Being who I am, BSD still creeps into my training and is often the topic of discussion at break and lunch. Many of the sysadmins I teach have a BSD box at home or in their work testing lab and know of at least one BSD box being used at work as a firewall, mail server, etc. Many would sign up in a second for a BSD course, which the college currently offers. Yet we have yet to hold a BSD class. Why?

I must respectfully disagree with these reasons.

For one, there's no certification (yet) to write.

IMO this is a serious misreading of the reason for certifications.

Certifications may increase existing demand, but they can't create demand where no or negligible demand exists. That is, (if successful) they're a momentum builder, but the initial push has to come from outside the training world.

In many cases (and this is critically so in North America), people get trained if they want the skill, but they only get certified if (they believe that) the certification will advance their careers. The two concepts are far from identical. There are many ways to get trained in Microsoft or Linux, but only a specific subset of that training leads to certification. And yet the non-certificate-path training companies are doing well (ie, learning tree, learning annex). In many cases the training center's own certificate of completion is sufficient (ie, DeVry, ITT). In response, there is a whole industry built upon the marketing of certifications, well represented by the mercenary Certification Magazine (http://www.certmag.com), trying to help people find out what piece of paper this month will earn them $2,000 per year more than what they're doing now.

Vendors such as Microsoft, IBM, Novell, Cisco and Red Hat have a leg up since they have a reseller channel that can be forced to have certified staff in order to obtain status, perks, and/or reduced wholesale prices. The BSD and non-vendor-driven Linux world have no such bases to build upon, so demand must either be driven by community status or employer demand.

I have yet to see on this list or elsewhere any indication of end-user (that is, end-users big enough to employ BSD techs) demand for certification. If existing large end-users of BSD have been successful in hiring qualified techs so far without certification, what is to be gained for them by demanding it?

Anyway, this is a long rationale for a short conclusion; it is a mistake to believe that a lack of training demand is due in *any* part to a lack of certification.

For two, the person who cuts the cheque for training has never heard of BSD.

Well, that makes sense that a company will not finance BSD training if the it does not, and has no plans to use, BSD. Getting them to be aware of what BSD is probably a necessary first step in changing that attitude :-) but that's very far out of the scope of anything to do with certification.

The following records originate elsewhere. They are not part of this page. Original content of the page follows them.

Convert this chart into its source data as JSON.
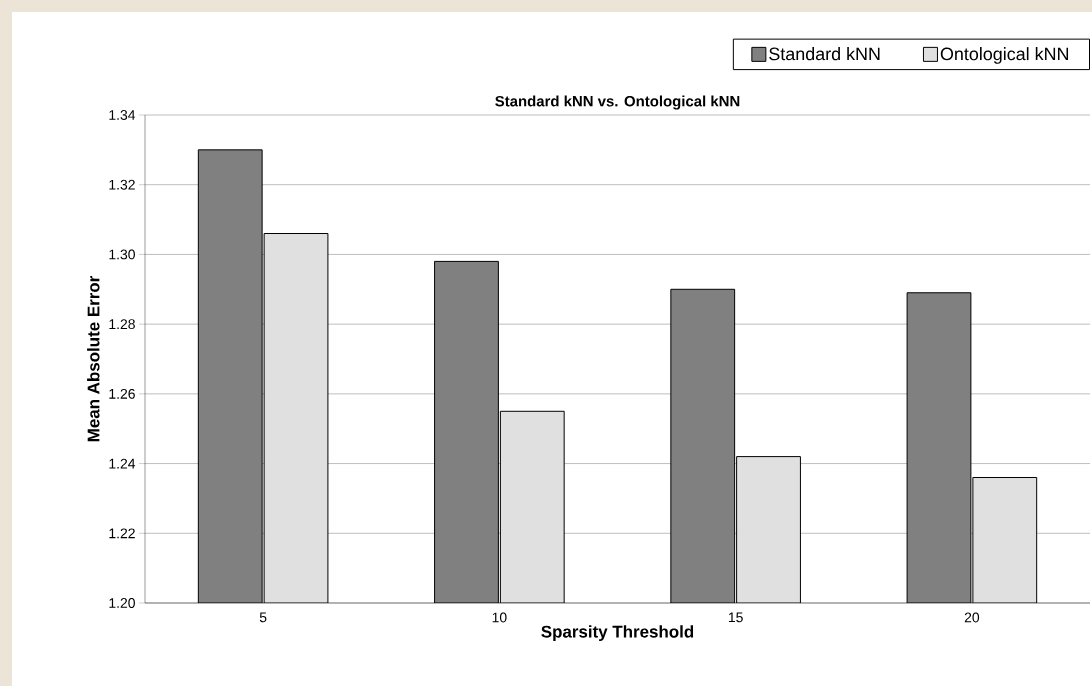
{
  "chart_data": {
    "type": "bar",
    "title": "Standard kNN vs. Ontological kNN",
    "xlabel": "Sparsity Threshold",
    "ylabel": "Mean Absolute Error",
    "categories": [
      "5",
      "10",
      "15",
      "20"
    ],
    "series": [
      {
        "name": "Standard kNN",
        "color": "#808080",
        "values": [
          1.33,
          1.298,
          1.29,
          1.289
        ]
      },
      {
        "name": "Ontological kNN",
        "color": "#e0e0e0",
        "values": [
          1.306,
          1.255,
          1.242,
          1.236
        ]
      }
    ],
    "ylim": [
      1.2,
      1.34
    ],
    "yticks": [
      {
        "value": 1.2,
        "label": "1.20"
      },
      1.22,
      1.24,
      1.26,
      1.28,
      {
        "value": 1.3,
        "label": "1.30"
      },
      1.32,
      1.34
    ],
    "grid": "y",
    "legend": "top right"
  }
}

Lack of qualified training can be an obstacle to adoption, but companies don't even get to that obstacle if they haven't made it past the feature and technical evaluations.

For three, BSD training isn't "hot".

"Hot" is an effect, not a cause. In the training field "hot" means "these skills are in highest demand from employers today".

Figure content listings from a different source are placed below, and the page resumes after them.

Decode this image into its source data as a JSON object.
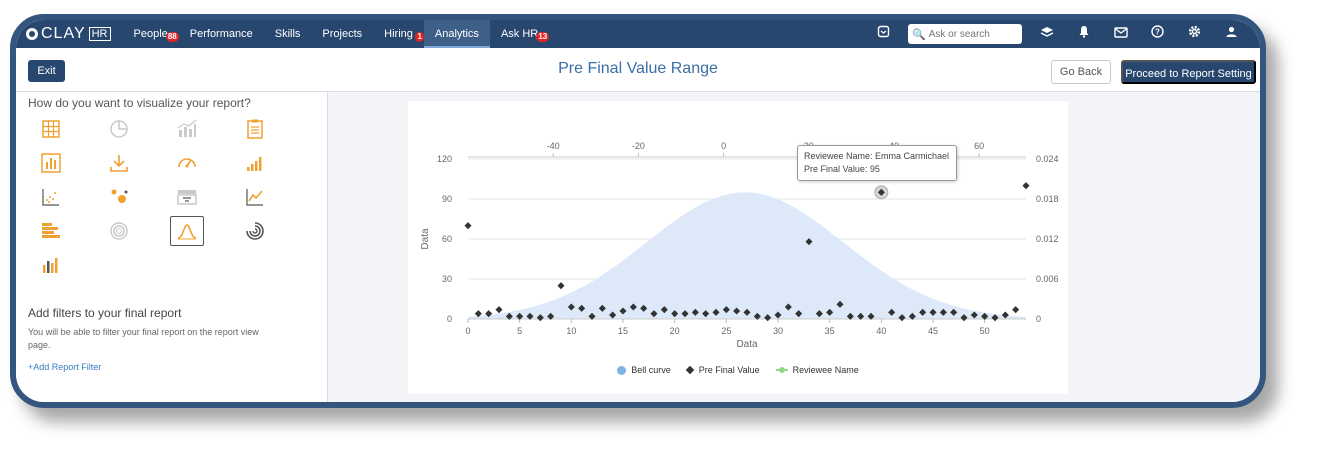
{
  "brand": {
    "name": "CLAY",
    "suffix": "HR"
  },
  "nav": [
    {
      "label": "People",
      "badge": "88"
    },
    {
      "label": "Performance",
      "badge": ""
    },
    {
      "label": "Skills",
      "badge": ""
    },
    {
      "label": "Projects",
      "badge": ""
    },
    {
      "label": "Hiring",
      "badge": "1"
    },
    {
      "label": "Analytics",
      "badge": "",
      "active": true
    },
    {
      "label": "Ask HR",
      "badge": "13"
    }
  ],
  "search": {
    "placeholder": "Ask or search"
  },
  "toolbar_icons": [
    "inbox-icon",
    "layers-icon",
    "bell-icon",
    "mail-icon",
    "help-icon",
    "settings-icon",
    "user-icon"
  ],
  "header": {
    "exit_label": "Exit",
    "title": "Pre Final Value Range",
    "goback_label": "Go Back",
    "proceed_label": "Proceed to Report Setting"
  },
  "left": {
    "viz_question": "How do you want to visualize your report?",
    "chart_types": [
      "table",
      "pie",
      "column-line",
      "report",
      "bar",
      "download",
      "gauge",
      "column-asc",
      "scatter",
      "bubble",
      "funnel",
      "line",
      "horizontal-bar",
      "donut",
      "bell-curve",
      "radial",
      "mixed-column"
    ],
    "selected_chart": "bell-curve",
    "filters_title": "Add filters to your final report",
    "filters_desc": "You will be able to filter your final report on the report view page.",
    "add_filter_label": "+Add Report Filter"
  },
  "tooltip": {
    "line1": "Reviewee Name: Emma Carmichael",
    "line2": "Pre Final Value: 95"
  },
  "chart_data": {
    "type": "scatter",
    "title": "",
    "xlabel": "Data",
    "ylabel": "Data",
    "xlim": [
      0,
      54
    ],
    "ylim": [
      0,
      120
    ],
    "x_ticks": [
      0,
      5,
      10,
      15,
      20,
      25,
      30,
      35,
      40,
      45,
      50
    ],
    "y_ticks": [
      0,
      30,
      60,
      90,
      120
    ],
    "top_axis": {
      "ticks": [
        -40,
        -20,
        0,
        20,
        40,
        60
      ],
      "lim": [
        -60,
        71
      ]
    },
    "right_axis": {
      "ticks": [
        "0",
        "0.006",
        "0.012",
        "0.018",
        "0.024"
      ],
      "lim": [
        0,
        0.024
      ]
    },
    "series": [
      {
        "name": "Bell curve",
        "type": "area",
        "mean": 26.8,
        "peak": 95,
        "sigma": 9.5,
        "color": "#dde9f8"
      },
      {
        "name": "Pre Final Value",
        "type": "scatter",
        "color": "#333333",
        "x": [
          0,
          1,
          2,
          3,
          4,
          5,
          6,
          7,
          8,
          9,
          10,
          11,
          12,
          13,
          14,
          15,
          16,
          17,
          18,
          19,
          20,
          21,
          22,
          23,
          24,
          25,
          26,
          27,
          28,
          29,
          30,
          31,
          32,
          33,
          34,
          35,
          36,
          37,
          38,
          39,
          40,
          41,
          42,
          43,
          44,
          45,
          46,
          47,
          48,
          49,
          50,
          51,
          52,
          53,
          54
        ],
        "values": [
          70,
          4,
          4,
          7,
          2,
          2,
          2,
          1,
          2,
          25,
          9,
          8,
          2,
          8,
          3,
          6,
          9,
          8,
          4,
          7,
          4,
          4,
          5,
          4,
          5,
          7,
          6,
          5,
          2,
          1,
          3,
          9,
          4,
          58,
          4,
          5,
          11,
          2,
          2,
          2,
          95,
          5,
          1,
          2,
          5,
          5,
          5,
          5,
          1,
          3,
          2,
          1,
          3,
          7,
          100
        ]
      },
      {
        "name": "Reviewee Name",
        "type": "line",
        "color": "#8fd98a"
      }
    ],
    "highlight_index": 40,
    "legend": "bottom"
  }
}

What's "hot" today? Read Certmag; it follows (and sometimes leads) such trends just as Vogue is to clothing fashion. They can even qualify what's hot, and guess what metric they use?
http://www.certmag.com/articles/templates/CM_COMM_cardev_article.asp?articleid=981&zoneid=167

As for trends, here's an example. On the current website Certmag has an opinion saying that the open source desktop is still far from challenging Microsoft in either capability or implementation. The implied message in this context? Don't waste your time or dollars getting trained (let alone certified) on KDE or OpenOffice because not enough are using it to drive demand for people with such skills.

In this world, is BSD has yet to get from "cold" to "cool". A cert program may get BSD on the radar but won't make it hot. That endorsement comes only from employers.